Product Analytics/Dashboarding Guidelines

Publishing/sharing edit

Before publishing and/or sharing your Superset dashboard, please double check that you have:

  • contact information
  • correct access and permissions for your data and your audience

Refer to the sections below for details.

Contact Info edit

Use the following template for the information at the top or bottom of the dashboard as Markdown:

This dashboard is maintained by {NAME}, [Product Analytics](https://www.mediawiki.org/wiki/Product_Analytics). If you have questions or feedback please email {name}@wikimedia.org or product-analytics@wikimedia.org

Permissions edit

Virtual datasets edit

For Presto-based charts that rely on virtual datasets derived from event data, make sure the stakeholder has been added to analytics-privatedata-access group.

If they are not, ask them to request access through Phabricator. Refer T286746 to as an example.

Physical datasets edit

This is for tables in Hive with files in Hadoop only.

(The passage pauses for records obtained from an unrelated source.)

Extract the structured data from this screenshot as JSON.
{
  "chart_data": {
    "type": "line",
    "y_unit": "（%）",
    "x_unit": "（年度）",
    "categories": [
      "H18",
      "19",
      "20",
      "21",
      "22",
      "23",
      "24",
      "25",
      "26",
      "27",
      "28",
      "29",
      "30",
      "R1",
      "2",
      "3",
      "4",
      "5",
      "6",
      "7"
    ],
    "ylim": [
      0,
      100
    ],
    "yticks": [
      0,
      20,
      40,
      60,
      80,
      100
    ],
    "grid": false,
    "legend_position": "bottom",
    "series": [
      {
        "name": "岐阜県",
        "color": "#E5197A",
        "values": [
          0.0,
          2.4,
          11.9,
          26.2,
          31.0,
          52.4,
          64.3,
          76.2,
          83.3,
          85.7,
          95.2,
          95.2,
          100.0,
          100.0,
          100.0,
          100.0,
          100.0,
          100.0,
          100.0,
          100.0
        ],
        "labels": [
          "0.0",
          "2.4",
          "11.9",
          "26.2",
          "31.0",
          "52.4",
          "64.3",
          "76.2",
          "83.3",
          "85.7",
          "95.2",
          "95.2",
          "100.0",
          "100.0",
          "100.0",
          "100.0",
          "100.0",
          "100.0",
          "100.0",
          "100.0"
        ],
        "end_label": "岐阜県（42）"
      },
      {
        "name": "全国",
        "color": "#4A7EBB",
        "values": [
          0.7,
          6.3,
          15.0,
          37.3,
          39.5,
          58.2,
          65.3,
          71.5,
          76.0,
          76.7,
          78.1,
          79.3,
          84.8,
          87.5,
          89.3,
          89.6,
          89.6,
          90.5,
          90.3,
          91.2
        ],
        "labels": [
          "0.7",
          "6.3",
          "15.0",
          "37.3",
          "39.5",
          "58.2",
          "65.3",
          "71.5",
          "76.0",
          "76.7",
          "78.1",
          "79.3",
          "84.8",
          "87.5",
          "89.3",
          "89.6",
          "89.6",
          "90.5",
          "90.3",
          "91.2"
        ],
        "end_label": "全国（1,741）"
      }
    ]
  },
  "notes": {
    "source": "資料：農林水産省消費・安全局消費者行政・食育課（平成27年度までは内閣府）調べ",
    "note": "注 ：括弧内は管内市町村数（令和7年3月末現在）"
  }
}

Data ingested into Druid will automatically have appropriate permissions.

For charts that rely on Hive tables added as physical datasets, make sure that users outside of your group have read access to the files in Hadoop:

hdfs dfs -chmod -R o+r <path to your table>
If you have a recurring job that updates the dataset, you need to manually update the permissions with this command every time the job completes.
Example edit

Suppose you did your ETL and created a countries.csv that you then make available in Hive via:

import wmfdata as wmf

wmf.hive.load_csv(
    "countries.csv",
    field_spec="name string, iso_code string, economic_region string, maxmind_continent string",
    db_name="canonical_data",
    table_name="countries"
)

You add it as a physical dataset within Superset and create a chart that relies on it. To make sure that everyone can view that chart (and dashboard) you would update permissions with:

hdfs dfs -chmod -R o+r /user/hive/warehouse/canonical_data.db/countries

If you loaded data into Hive manually and have the data available elsewhere, change the path accordingly.